We have demonstrated the stabilization and electronic control of the CEP of high-power femtosecond laser pulses, generated in a grating-based CPA kHz Ti:sapphire laser, using the direct locking technique and the slow feedback loop. An f-2f SI was set up for monitoring the CEP evolution of the amplified laser pulses and providing the slow feedback signal. We measured the CEP stability of 1.2 rad only with the direct locking loop and 180 mrad with an additional slow feedback loop. The long-term operation of up to 180 seconds was demonstrated. The electronic CEP modulations with arbitrarily shaped signals that can be easily and intuitively realized in the direct locking loop was also successfully demonstrated with the amplified pulses, confirming the reliability of our technique. Our result also demonstrates the CEP stabilization, driven by a slow feedback loop for a good long-term stability, is achieved with the highest pulse energy of 4.2 mJ.

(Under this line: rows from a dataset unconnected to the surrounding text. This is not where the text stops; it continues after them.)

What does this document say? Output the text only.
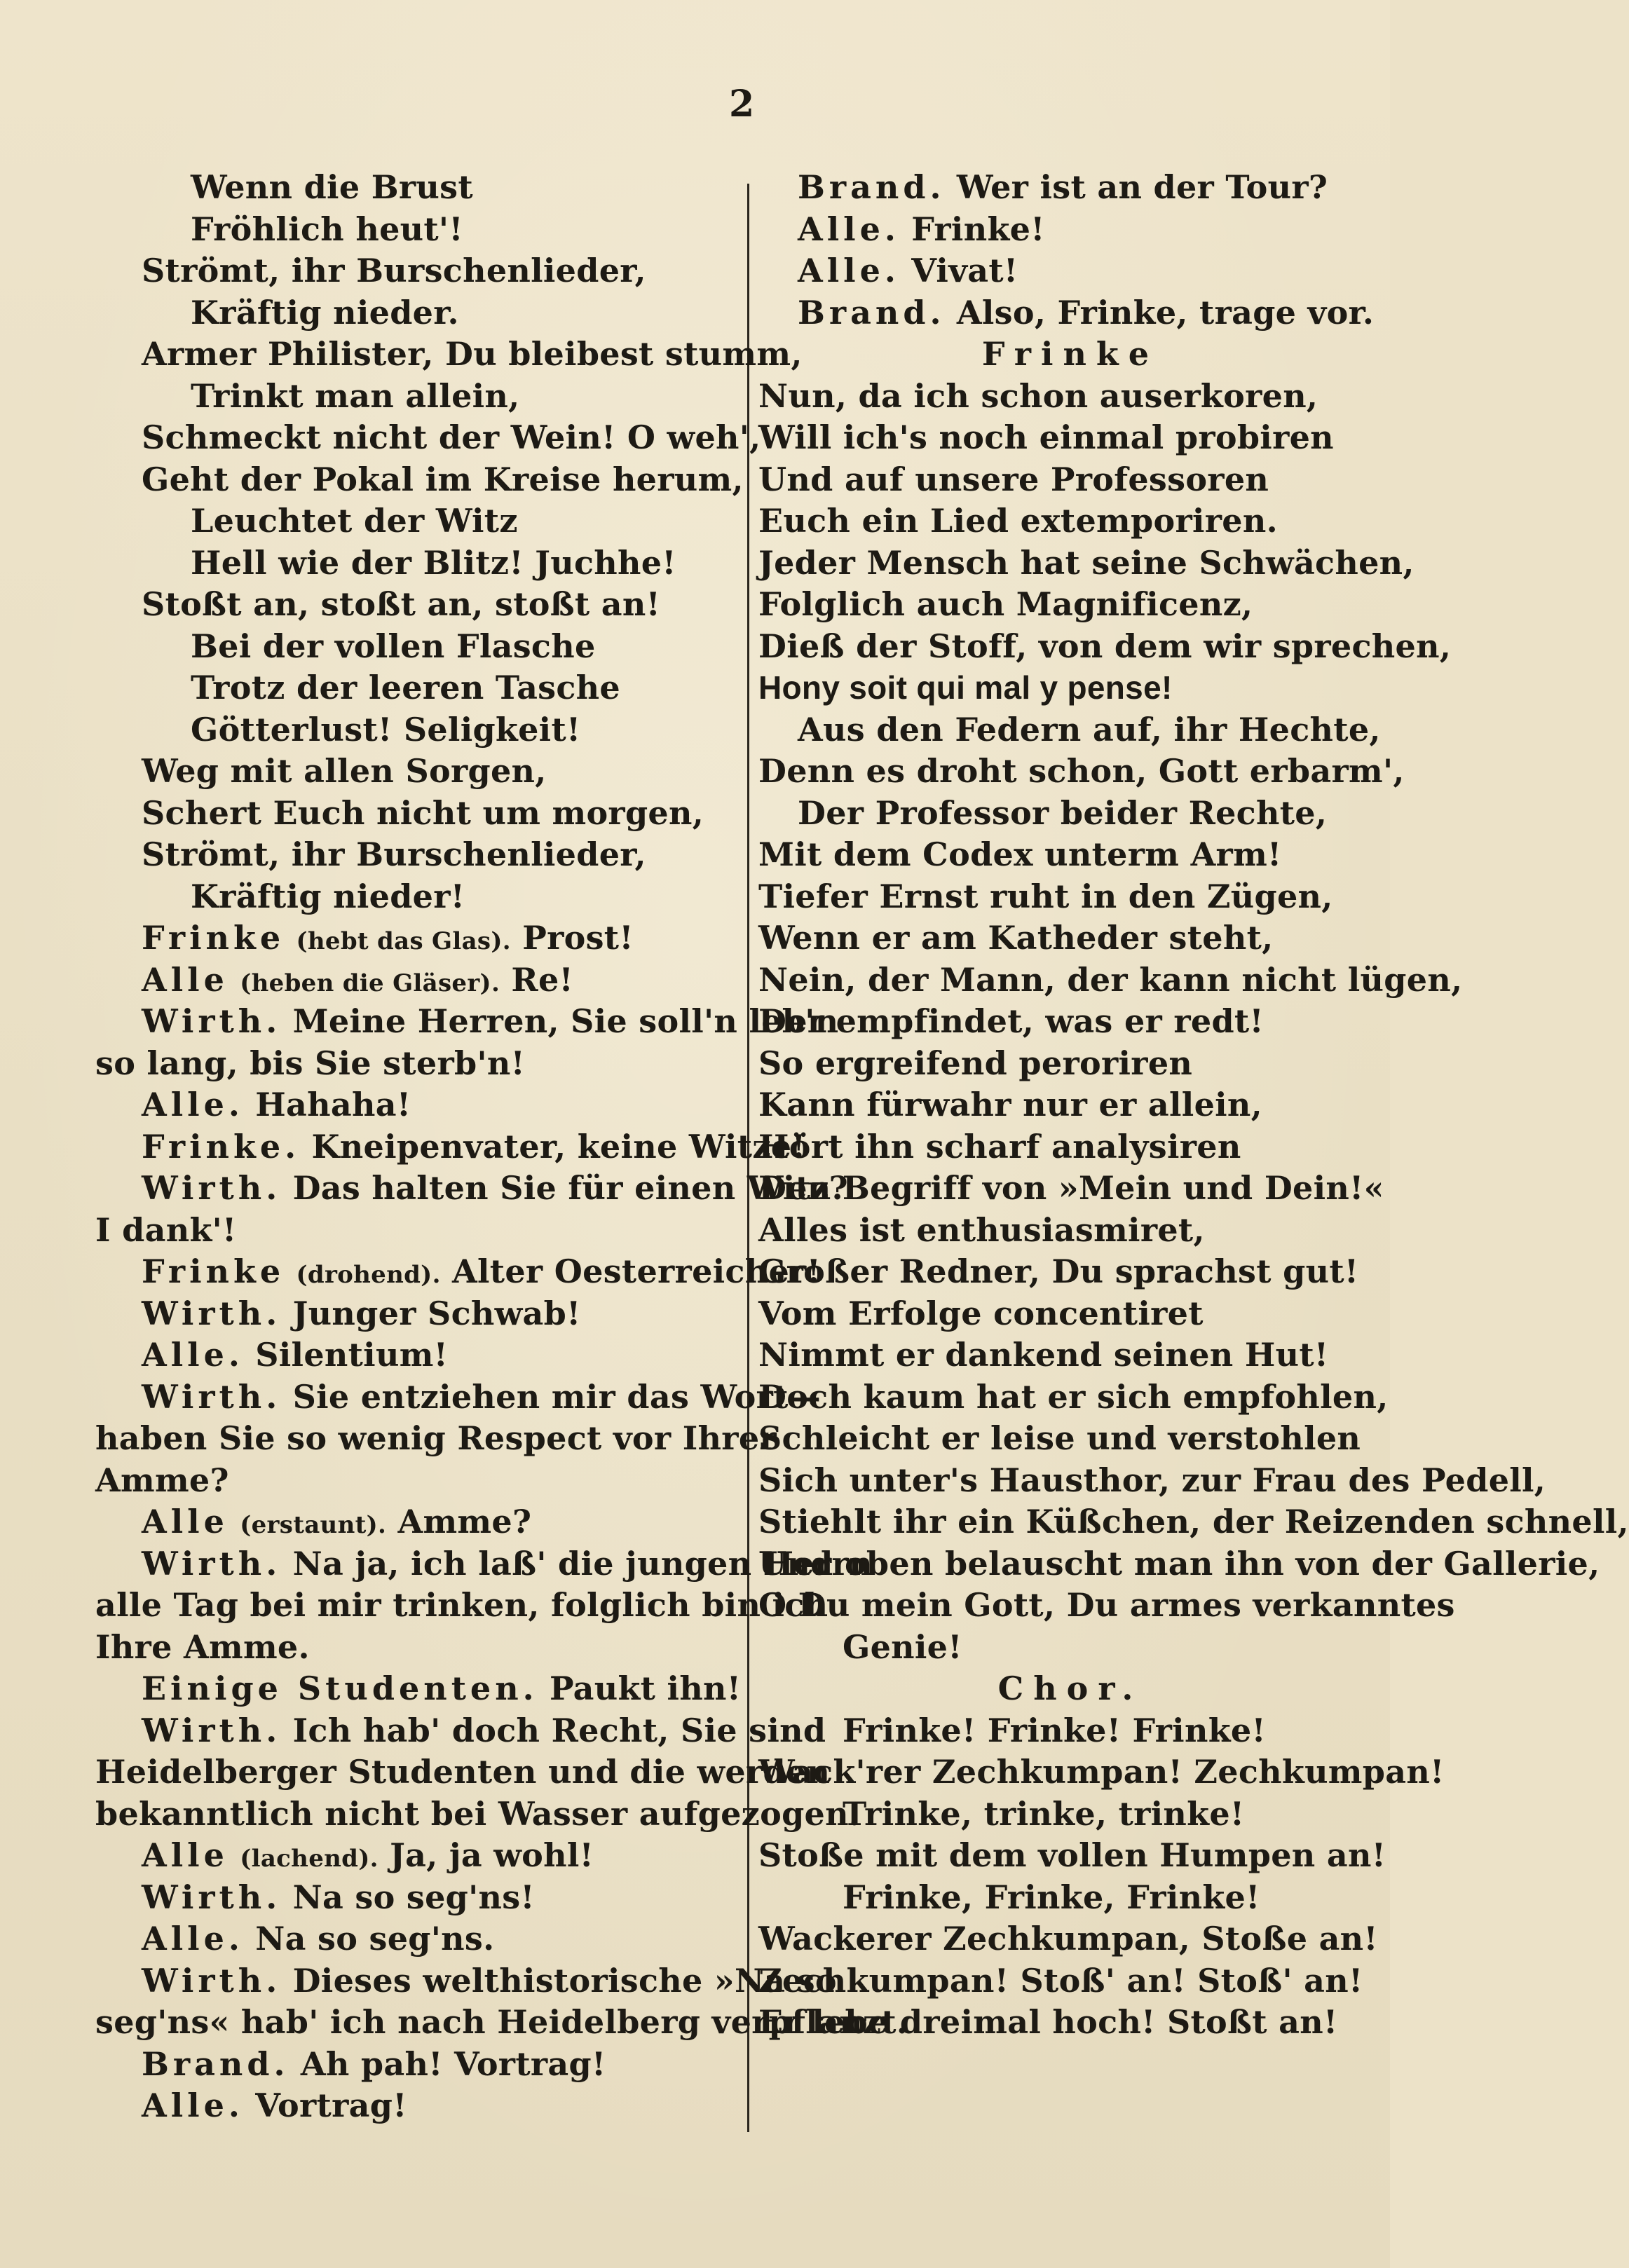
2
Wenn die Brust
Fröhlich heut'!
Strömt, ihr Burschenlieder,
Kräftig nieder.
Armer Philister, Du bleibest stumm,
Trinkt man allein,
Schmeckt nicht der Wein! O weh',
Geht der Pokal im Kreise herum,
Leuchtet der Witz
Hell wie der Blitz! Juchhe!
Stoßt an, stoßt an, stoßt an!
Bei der vollen Flasche
Trotz der leeren Tasche
Götterlust! Seligkeit!
Weg mit allen Sorgen,
Schert Euch nicht um morgen,
Strömt, ihr Burschenlieder,
Kräftig nieder!
Frinke (hebt das Glas). Prost!
Alle (heben die Gläser). Re!
Wirth. Meine Herren, Sie soll'n leb'n
so lang, bis Sie sterb'n!
Alle. Hahaha!
Frinke. Kneipenvater, keine Witze!
Wirth. Das halten Sie für einen Witz?
I dank'!
Frinke (drohend). Alter Oesterreicher!
Wirth. Junger Schwab!
Alle. Silentium!
Wirth. Sie entziehen mir das Wort—
haben Sie so wenig Respect vor Ihrer
Amme?
Alle (erstaunt). Amme?
Wirth. Na ja, ich laß' die jungen Herrn
alle Tag bei mir trinken, folglich bin ich
Ihre Amme.
Einige Studenten. Paukt ihn!
Wirth. Ich hab' doch Recht, Sie sind
Heidelberger Studenten und die werden
bekanntlich nicht bei Wasser aufgezogen.
Alle (lachend). Ja, ja wohl!
Wirth. Na so seg'ns!
Alle. Na so seg'ns.
Wirth. Dieses welthistorische »Na so
seg'ns« hab' ich nach Heidelberg verpflanzt.
Brand. Ah pah! Vortrag!
Alle. Vortrag!
Brand. Wer ist an der Tour?
Alle. Frinke!
Alle. Vivat!
Brand. Also, Frinke, trage vor.
Frinke
Nun, da ich schon auserkoren,
Will ich's noch einmal probiren
Und auf unsere Professoren
Euch ein Lied extemporiren.
Jeder Mensch hat seine Schwächen,
Folglich auch Magnificenz,
Dieß der Stoff, von dem wir sprechen,
Hony soit qui mal y pense!
Aus den Federn auf, ihr Hechte,
Denn es droht schon, Gott erbarm',
Der Professor beider Rechte,
Mit dem Codex unterm Arm!
Tiefer Ernst ruht in den Zügen,
Wenn er am Katheder steht,
Nein, der Mann, der kann nicht lügen,
Der empfindet, was er redt!
So ergreifend peroriren
Kann fürwahr nur er allein,
Hört ihn scharf analysiren
Den Begriff von »Mein und Dein!«
Alles ist enthusiasmiret,
Großer Redner, Du sprachst gut!
Vom Erfolge concentiret
Nimmt er dankend seinen Hut!
Doch kaum hat er sich empfohlen,
Schleicht er leise und verstohlen
Sich unter's Hausthor, zur Frau des Pedell,
Stiehlt ihr ein Küßchen, der Reizenden schnell,
Und oben belauscht man ihn von der Gallerie,
O Du mein Gott, Du armes verkanntes
Genie!
Chor.
Frinke! Frinke! Frinke!
Wack'rer Zechkumpan! Zechkumpan!
Trinke, trinke, trinke!
Stoße mit dem vollen Humpen an!
Frinke, Frinke, Frinke!
Wackerer Zechkumpan, Stoße an!
Zechkumpan! Stoß' an! Stoß' an!
Er lebe dreimal hoch! Stoßt an!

In conclusion, we extended the usefulness of the direct CEP locking technique to our femtosecond CPA laser system, so that the CPA laser can provide high-power CEP-controlled femtosecond laser pulses with a low phase jitter. Further improvement of long-term stability and the high-energy pulse compression technique using filamentation phenomenon will allow an efficient way of generating high-power CEP-controlled few-cycle optical pulses for attosecond science.